Steve Sounders: "Web Performance Analysis", Velocity 2009 Day One

June 23, 2009 Pivotal Labs

Quick report from Steve Sounders’ workshop at Velocity 2009, current Googler, author of High Performance Websites.

Short version: he has a new brand new book out, and if you’re interested in any of the following tips you should probably buy it:
Even Faster Web Sites


  • cuzillion – model your page and see how various browsers load it using Firebug’s Net tab or…

  • httpwatch works in IE and Firefox

  • pagespeed – A little like (YSlow)[] (Steve uses a combo of YSlow and Pagespeed day-to-day) but gives you a different set of perf information, notably what % of functions in your script are actually invoked in the header, vs afterwards.

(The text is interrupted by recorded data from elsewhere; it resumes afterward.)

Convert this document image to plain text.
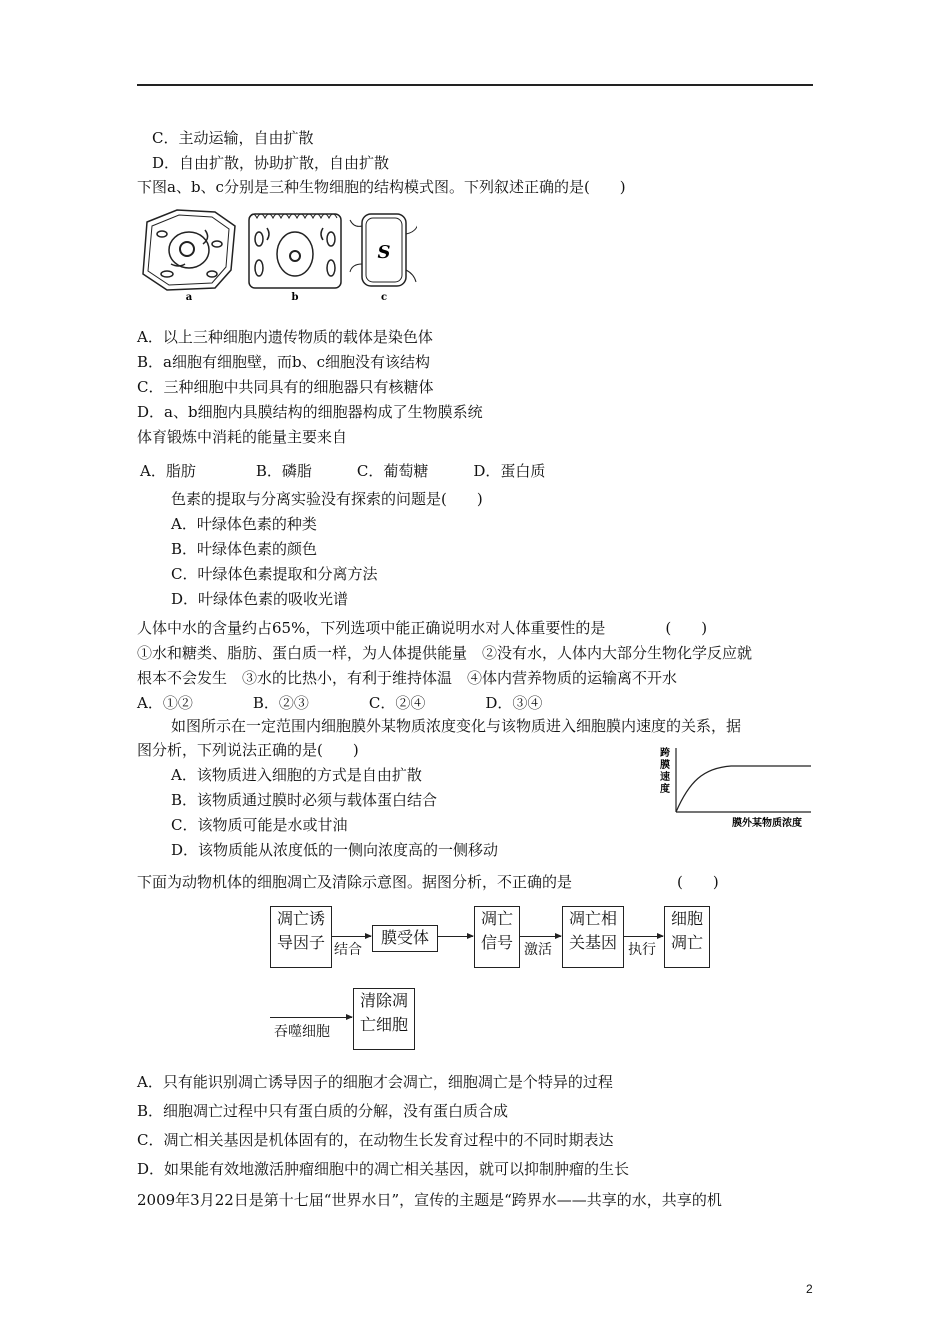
C．主动运输，自由扩散
D．自由扩散，协助扩散，自由扩散
下图a、b、c分别是三种生物细胞的结构模式图。下列叙述正确的是(　　)
a	b
S
c
A．以上三种细胞内遗传物质的载体是染色体
B．a细胞有细胞壁，而b、c细胞没有该结构
C．三种细胞中共同具有的细胞器只有核糖体
D．a、b细胞内具膜结构的细胞器构成了生物膜系统
体育锻炼中消耗的能量主要来自
A．脂肪　　　　B．磷脂　　　C．葡萄糖　　　D．蛋白质
色素的提取与分离实验没有探索的问题是(　　)
A．叶绿体色素的种类
B．叶绿体色素的颜色
C．叶绿体色素提取和分离方法
D．叶绿体色素的吸收光谱
人体中水的含量约占65%，下列选项中能正确说明水对人体重要性的是　　　　(　　)
①水和糖类、脂肪、蛋白质一样，为人体提供能量　②没有水，人体内大部分生物化学反应就
根本不会发生　③水的比热小，有利于维持体温　④体内营养物质的运输离不开水
A．①②　　　　B．②③　　　　C．②④　　　　D．③④
如图所示在一定范围内细胞膜外某物质浓度变化与该物质进入细胞膜内速度的关系，据
图分析，下列说法正确的是(　　)
A．该物质进入细胞的方式是自由扩散
B．该物质通过膜时必须与载体蛋白结合
C．该物质可能是水或甘油
D．该物质能从浓度低的一侧向浓度高的一侧移动
跨
膜
速
度
膜外某物质浓度
下面为动物机体的细胞凋亡及清除示意图。据图分析，不正确的是　　　　　　　(　　)
凋亡诱
导因子 结合
膜受体
凋亡
信号 激活
凋亡相
关基因 执行
细胞
凋亡
吞噬细胞
清除凋
亡细胞
A．只有能识别凋亡诱导因子的细胞才会凋亡，细胞凋亡是个特异的过程
B．细胞凋亡过程中只有蛋白质的分解，没有蛋白质合成
C．凋亡相关基因是机体固有的，在动物生长发育过程中的不同时期表达
D．如果能有效地激活肿瘤细胞中的凋亡相关基因，就可以抑制肿瘤的生长
2009年3月22日是第十七届“世界水日”，宣传的主题是“跨界水——共享的水，共享的机
2
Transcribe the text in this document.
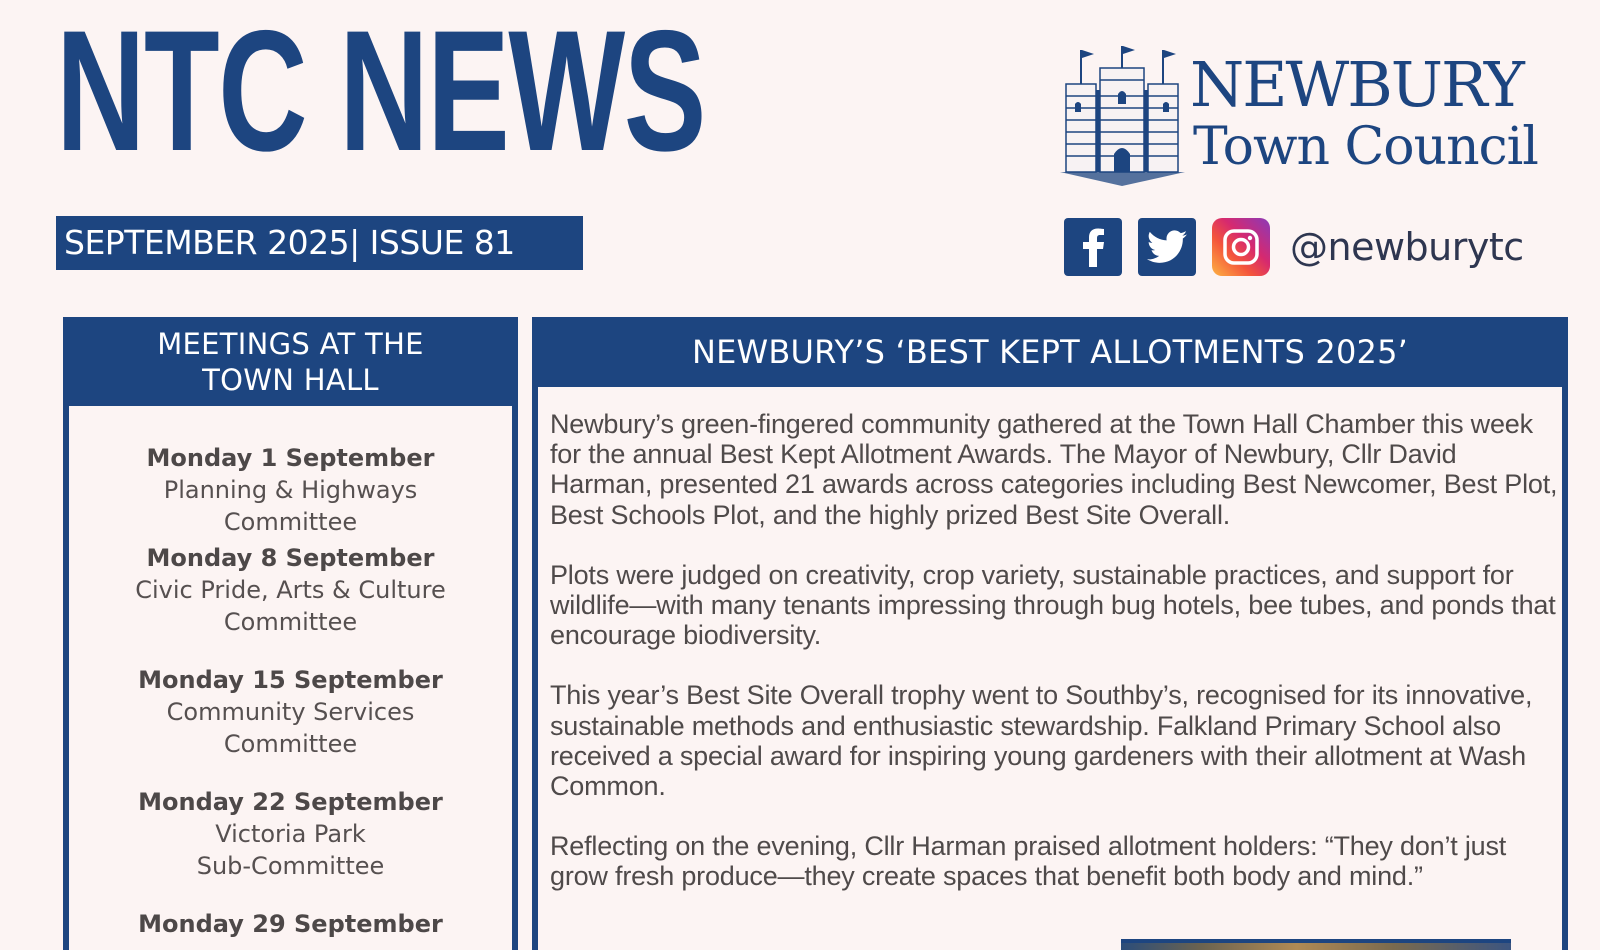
NTC NEWS
SEPTEMBER 2025| ISSUE 81
NEWBURY
Town Council
@newburytc
MEETINGS AT THE
TOWN HALL
Monday 1 September
Planning & Highways Committee
Monday 8 September
Civic Pride, Arts & Culture Committee
Monday 15 September
Community Services Committee
Monday 22 September
Victoria Park Sub-Committee
Monday 29 September
NEWBURY’S ‘BEST KEPT ALLOTMENTS 2025’

Newbury’s green-fingered community gathered at the Town Hall Chamber this week for the annual Best Kept Allotment Awards. The Mayor of Newbury, Cllr David Harman, presented 21 awards across categories including Best Newcomer, Best Plot, Best Schools Plot, and the highly prized Best Site Overall.

Plots were judged on creativity, crop variety, sustainable practices, and support for wildlife—with many tenants impressing through bug hotels, bee tubes, and ponds that encourage biodiversity.

This year’s Best Site Overall trophy went to Southby’s, recognised for its innovative, sustainable methods and enthusiastic stewardship. Falkland Primary School also received a special award for inspiring young gardeners with their allotment at Wash Common.

Reflecting on the evening, Cllr Harman praised allotment holders: “They don’t just grow fresh produce—they create spaces that benefit both body and mind.”
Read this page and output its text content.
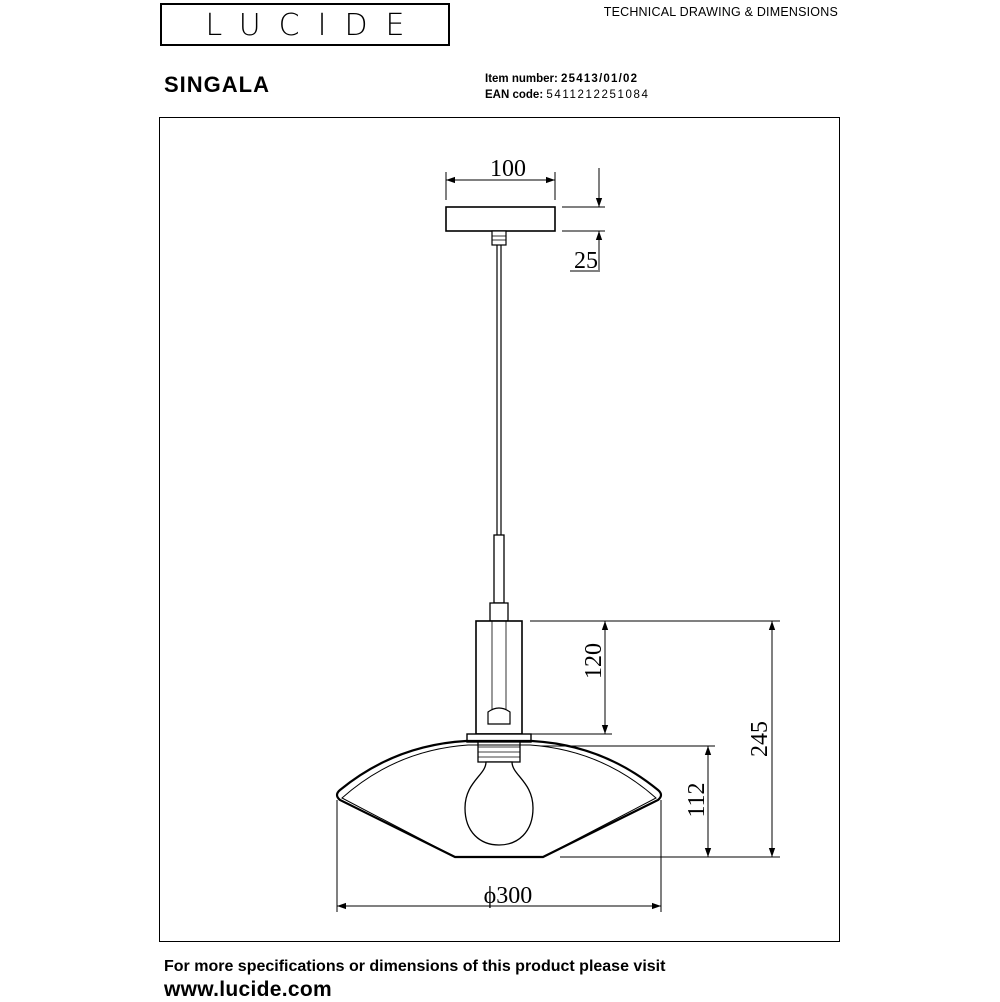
LUCIDE	TECHNICAL DRAWING & DIMENSIONS
SINGALA	Item number: 25413/01/02
EAN code: 5411212251084
100
25
120
245
112
ϕ300
For more specifications or dimensions of this product please visit
www.lucide.com
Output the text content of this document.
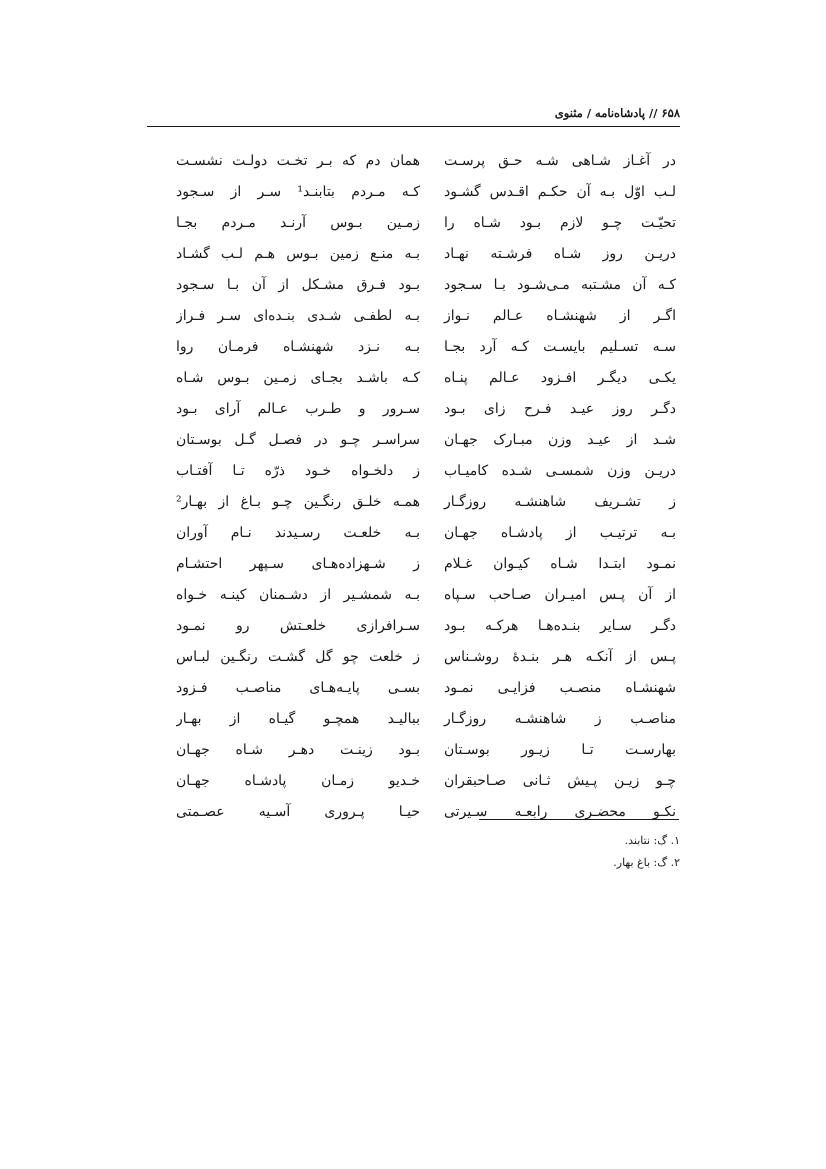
۶۵۸ // پادشاه‌نامه / مثنوی
در آغـاز شـاهی شـه حـق پرسـت
همان دم که بـر تخـت دولـت نشسـت
لـب اوّل بـه آن حکـم اقـدس گشـود
کـه مـردم بتابنـد¹ سـر از سـجود
تحیّـت چـو لازم بـود شـاه را
زمـین بـوس آرنـد مـردم بجـا
دریـن روز شـاه فرشـته نهـاد
بـه منـع زمین بـوس هـم لـب گشـاد
کـه آن مشـتبه مـی‌شـود بـا سـجود
بـود فـرق مشـکل از آن بـا سـجود
اگـر از شهنشـاه عـالم نـواز
بـه لطفـی شـدی بنـده‌ای سـر فـراز
سـه تسـلیم بایسـت کـه آرد بجـا
بـه نـزد شهنشـاه فرمـان روا
یکـی دیگـر افـزود عـالم پنـاه
کـه باشـد بجـای زمـین بـوس شـاه
دگـر روز عیـد فـرح زای بـود
سـرور و طـرب عـالم آرای بـود
شـد از عیـد وزن مبـارک جهـان
سراسـر چـو در فصـل گـل بوسـتان
دریـن وزن شمسـی شـده کامیـاب
ز دلخـواه خـود ذرّه تـا آفتـاب
ز تشـریف شاهنشـه روزگـار
همـه خلـق رنگـین چـو بـاغ از بهـار²
بـه ترتیـب از پادشـاه جهـان
بـه خلعـت رسـیدند نـام آوران
نمـود ابتـدا شـاه کیـوان غـلام
ز شـهزاده‌هـای سـپهر احتشـام
از آن پـس امیـران صـاحب سـپاه
بـه شمشـیر از دشـمنان کینـه خـواه
دگـر سـایر بنـده‌هـا هرکـه بـود
سـرافرازی خلعـتش رو نمـود
پـس از آنکـه هـر بنـدۀ روشـناس
ز خلعت چو گل گشـت رنگـین لبـاس
شهنشـاه منصـب فزایـی نمـود
بسـی پایـه‌هـای مناصـب فـزود
مناصـب ز شاهنشـه روزگـار
ببالیـد همچـو گیـاه از بهـار
بهارسـت تـا زیـور بوسـتان
بـود زینـت دهـر شـاه جهـان
چـو زیـن پـیش ثـانی صـاحبقران
خـدیو زمـان پادشـاه جهـان
نکـو محضـری رابعـه سـیرتی
حیـا پـروری آسـیه عصـمتی
۱. گ: نتابند.
۲. گ: باغ بهار.
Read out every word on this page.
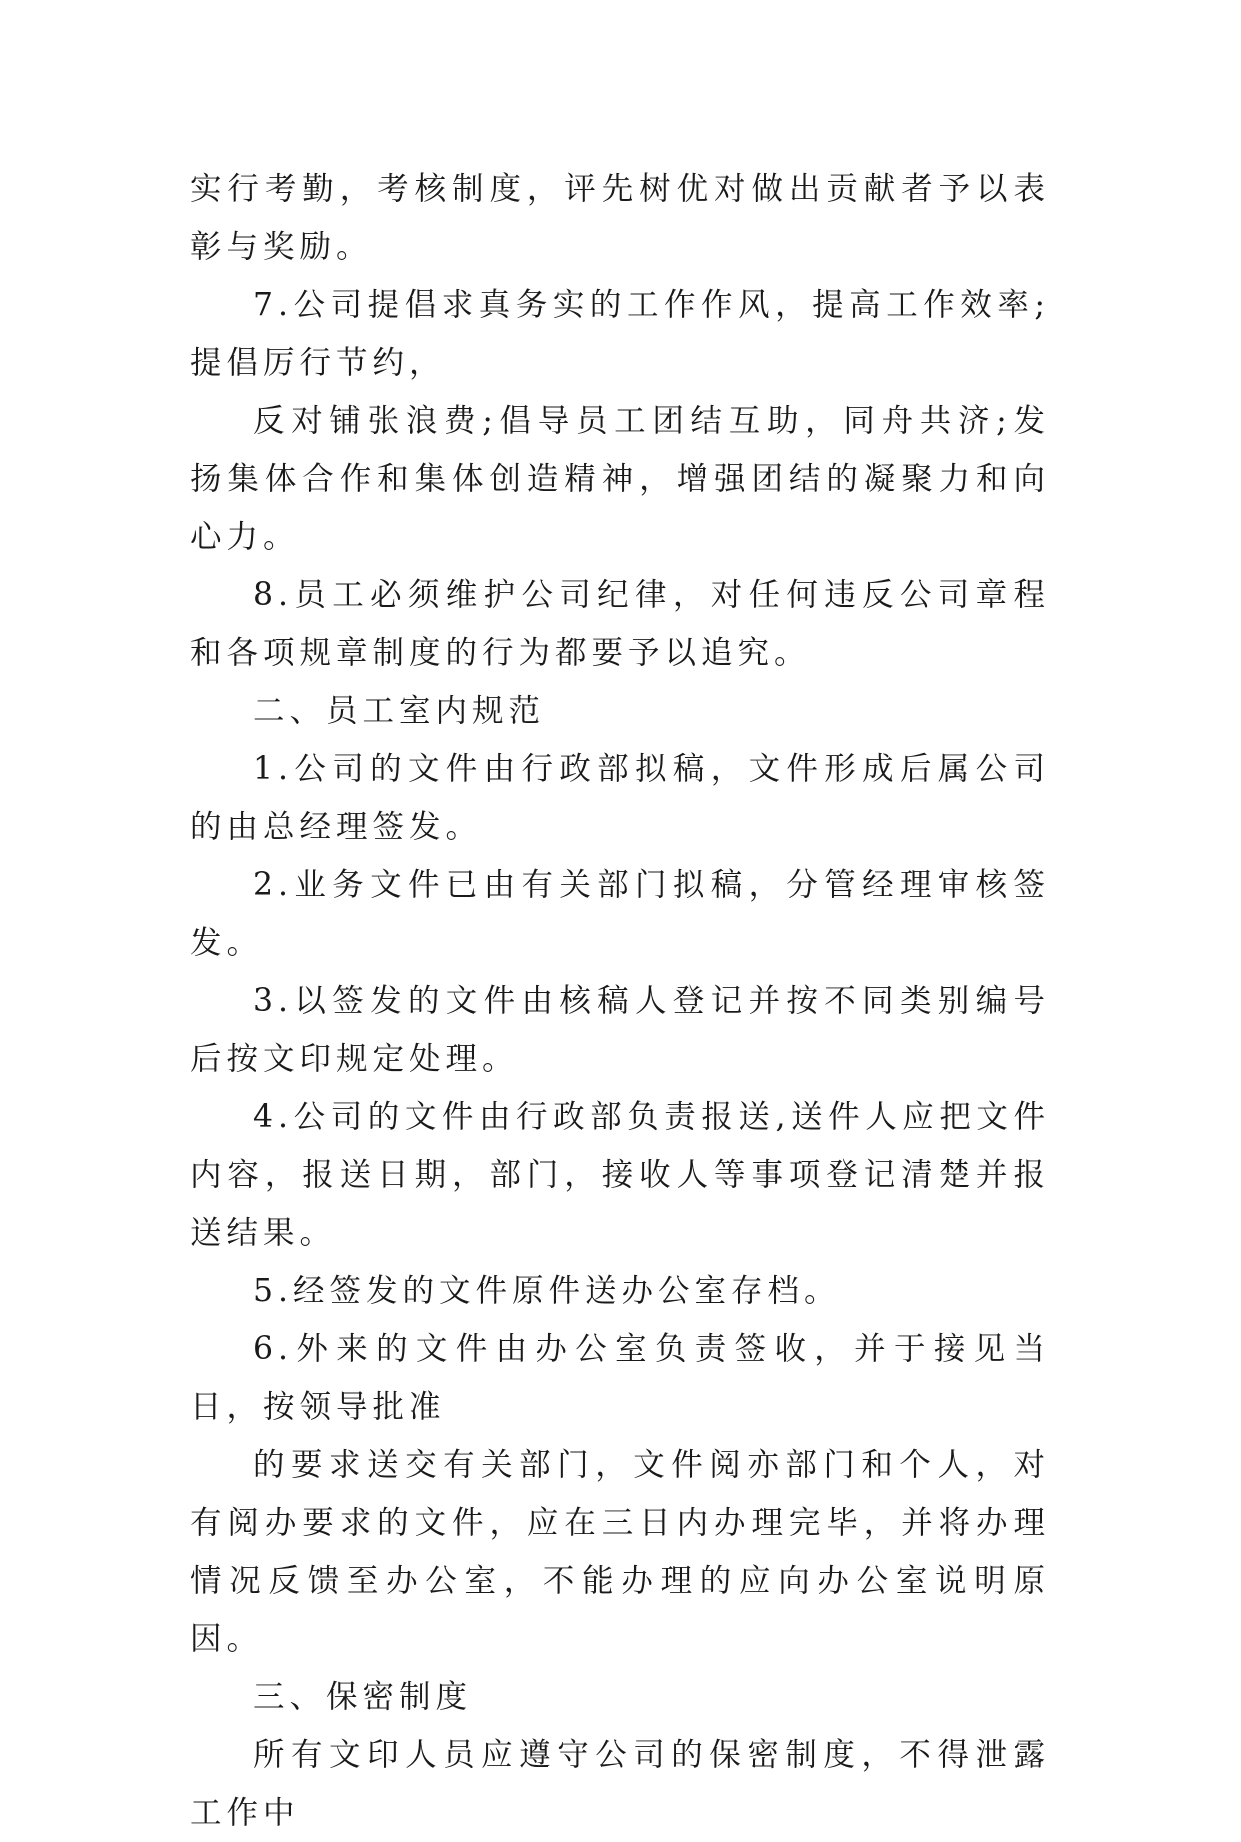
实行考勤，考核制度，评先树优对做出贡献者予以表彰与奖励。

7.公司提倡求真务实的工作作风，提高工作效率;提倡厉行节约，

反对铺张浪费;倡导员工团结互助，同舟共济;发扬集体合作和集体创造精神，增强团结的凝聚力和向心力。

8.员工必须维护公司纪律，对任何违反公司章程和各项规章制度的行为都要予以追究。

二、员工室内规范

1.公司的文件由行政部拟稿，文件形成后属公司的由总经理签发。

2.业务文件已由有关部门拟稿，分管经理审核签发。

3.以签发的文件由核稿人登记并按不同类别编号后按文印规定处理。

4.公司的文件由行政部负责报送,送件人应把文件内容，报送日期，部门，接收人等事项登记清楚并报送结果。

5.经签发的文件原件送办公室存档。

6.外来的文件由办公室负责签收，并于接见当日，按领导批准

的要求送交有关部门，文件阅亦部门和个人，对有阅办要求的文件，应在三日内办理完毕，并将办理情况反馈至办公室，不能办理的应向办公室说明原因。

三、保密制度

所有文印人员应遵守公司的保密制度，不得泄露工作中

  • spriteme A tool that Steve developed and just released, which looks to be a major leap in css sprite-generation technology – i.e. it doesn’t just do the (easy) part where all the images get combined together. You get css help, etc.

  • Uses non-lossy image optimization methods to reduce the number of bytes your images take.

Some tips (I’m assuming these all get better/more elaborate treatments in his book):

  • For over 95% of websites, the vast majority (80%) of the time spent in page load is spent on the front end (i.e. only 10-20% is spent transferring html).

  • Scripts block other elements from downloading. So while js is downloading and executing, nothing else can be downloaded.

  • Typically only 25% of js functions are called before body onLoad (pagespeed helps you see what % this is for you). So one thing to consider when optimizing is lazy-loading the other 75%.

  • There are tricks you can use to pull down scripts in parallel, for instance by creating script tags through document.createElement and attaching to the dom. But there are other techniques, and pitfalls for many of them in different browsers. He goes through the strategy decision tree in the new book.

  • Bad: stylesheet tag followed by an inline script. This stops all the parallel resource loading and forces the browser to only download the js, then continue.

  • Using different domains for assets. A well-known trick. Steve adds that returns diminish around 2-4 domains. Also points out that the browser doesn’t care about whether these are actually separate hosts, just that the actual names are different, so you could use a simple CNAME record to make this work with one server.

  • Flush the document early. Particularly header sections (some common images + html). In addition to the raw speed benefit, Google user testing shows this is very positive for user perception – they get visual feedback earlier and have a perception that it’s a “fast page”.

  • Note that FF 3.5+ contains an interesting new event: MozAfterPaint – a great way to see when the browser decides to repaint parts of the page. See John Resig’s post on MozAfterPaint for more.